Monday, February 03, 2014

Painful Progress

  As promised, I am working, excruciatingly slowly, on replacing older graphics in Medieval Writing with better ones, with especial thanks to the British Library for allowing their high quality colour images to be freely used. Some of the images in the first paleography exercise for uncial script have now been updated. Unfortunately it makes some of the other old black and white bits and pieces in the exercise look even worse. Can't win.
  I will try to split my time between this project and my blockbuster epic Flickr project to not only display, but organise, my medieval photographs. That may take a day or two.

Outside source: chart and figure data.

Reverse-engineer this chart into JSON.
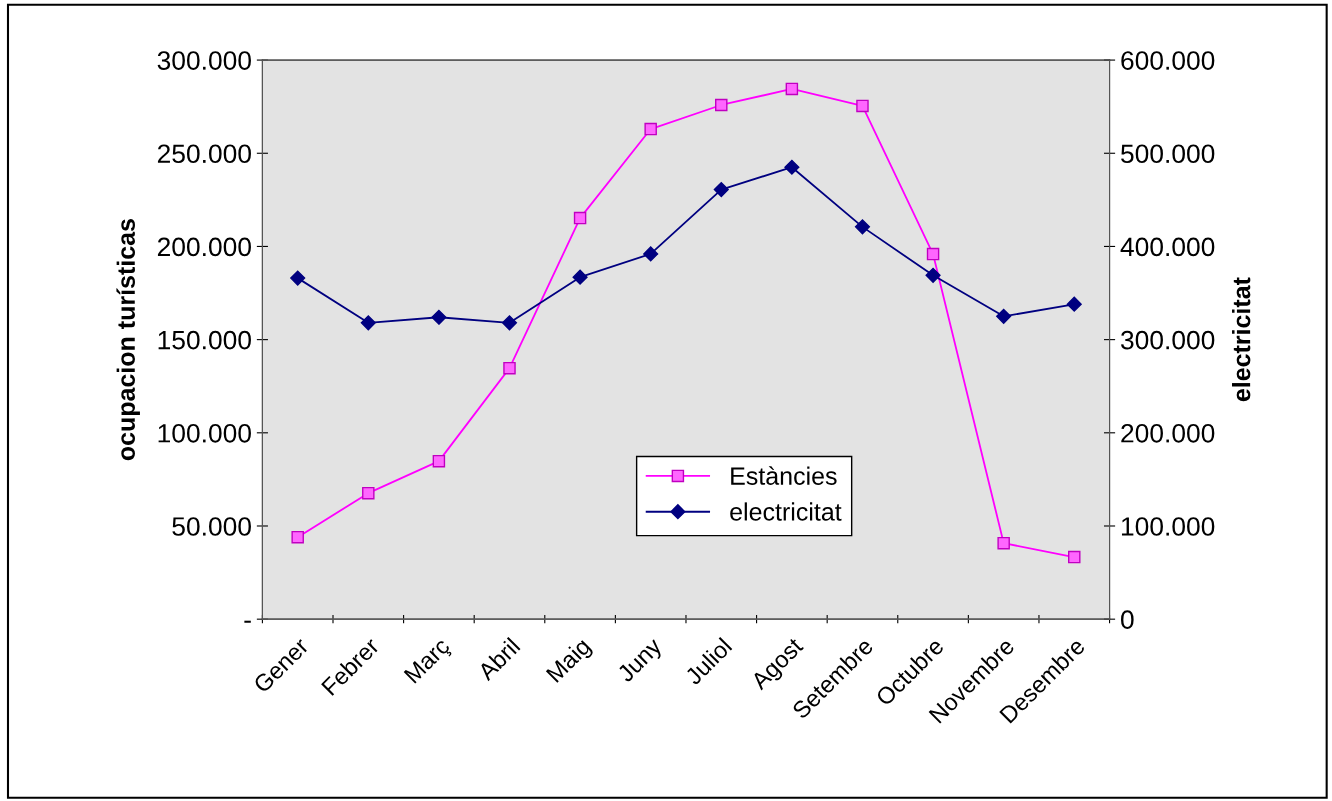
{
  "chart_data": {
    "type": "line",
    "categories": [
      "Gener",
      "Febrer",
      "Març",
      "Abril",
      "Maig",
      "Juny",
      "Juliol",
      "Agost",
      "Setembre",
      "Octubre",
      "Novembre",
      "Desembre"
    ],
    "series": [
      {
        "name": "Estàncies",
        "color": "#ff00ff",
        "marker": "square",
        "values": [
          44000,
          67600,
          84800,
          134700,
          215200,
          263000,
          275900,
          284500,
          275400,
          195900,
          40800,
          33300
        ]
      },
      {
        "name": "electricitat",
        "color": "#000080",
        "marker": "diamond",
        "axis": "y2",
        "values": [
          366000,
          318000,
          324000,
          318000,
          367000,
          392000,
          461000,
          485000,
          421000,
          369000,
          325000,
          338000
        ]
      }
    ],
    "ylabel": "ocupacion turísticas",
    "y2label": "electricitat",
    "ylim": [
      0,
      300000
    ],
    "yticks": [
      {
        "value": 0,
        "label": "-"
      },
      {
        "value": 50000,
        "label": "50.000"
      },
      {
        "value": 100000,
        "label": "100.000"
      },
      {
        "value": 150000,
        "label": "150.000"
      },
      {
        "value": 200000,
        "label": "200.000"
      },
      {
        "value": 250000,
        "label": "250.000"
      },
      {
        "value": 300000,
        "label": "300.000"
      }
    ],
    "y2lim": [
      0,
      600000
    ],
    "y2ticks": [
      0,
      {
        "value": 100000,
        "label": "100.000"
      },
      {
        "value": 200000,
        "label": "200.000"
      },
      {
        "value": 300000,
        "label": "300.000"
      },
      {
        "value": 400000,
        "label": "400.000"
      },
      {
        "value": 500000,
        "label": "500.000"
      },
      {
        "value": 600000,
        "label": "600.000"
      }
    ],
    "grid": false,
    "legend": "bottom",
    "line_style": "solid"
  }
}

Saturday, February 01, 2014

Little Scribal Thingamajig

    We all love our little medieval depictions of scribes. Somehow it connects us to the letters they wrote on those dead sheep and cows. I recently received an email from one Bob Green of London with a link to a depiction of a scribe in an unusual medium. At least, it's an unusual medium to be surviving today, being a small metal object that was found through metal detecting. People did lose the oddest things in the past.
  Take a look at it here. Objects like this not only show us what scribes looked like or what equipment they used, they give a hint at the value of the work they did. I'm not expecting anyone to commemorate anything I do in silver gilt any time soon.
  Thanks for sharing that with us Bob.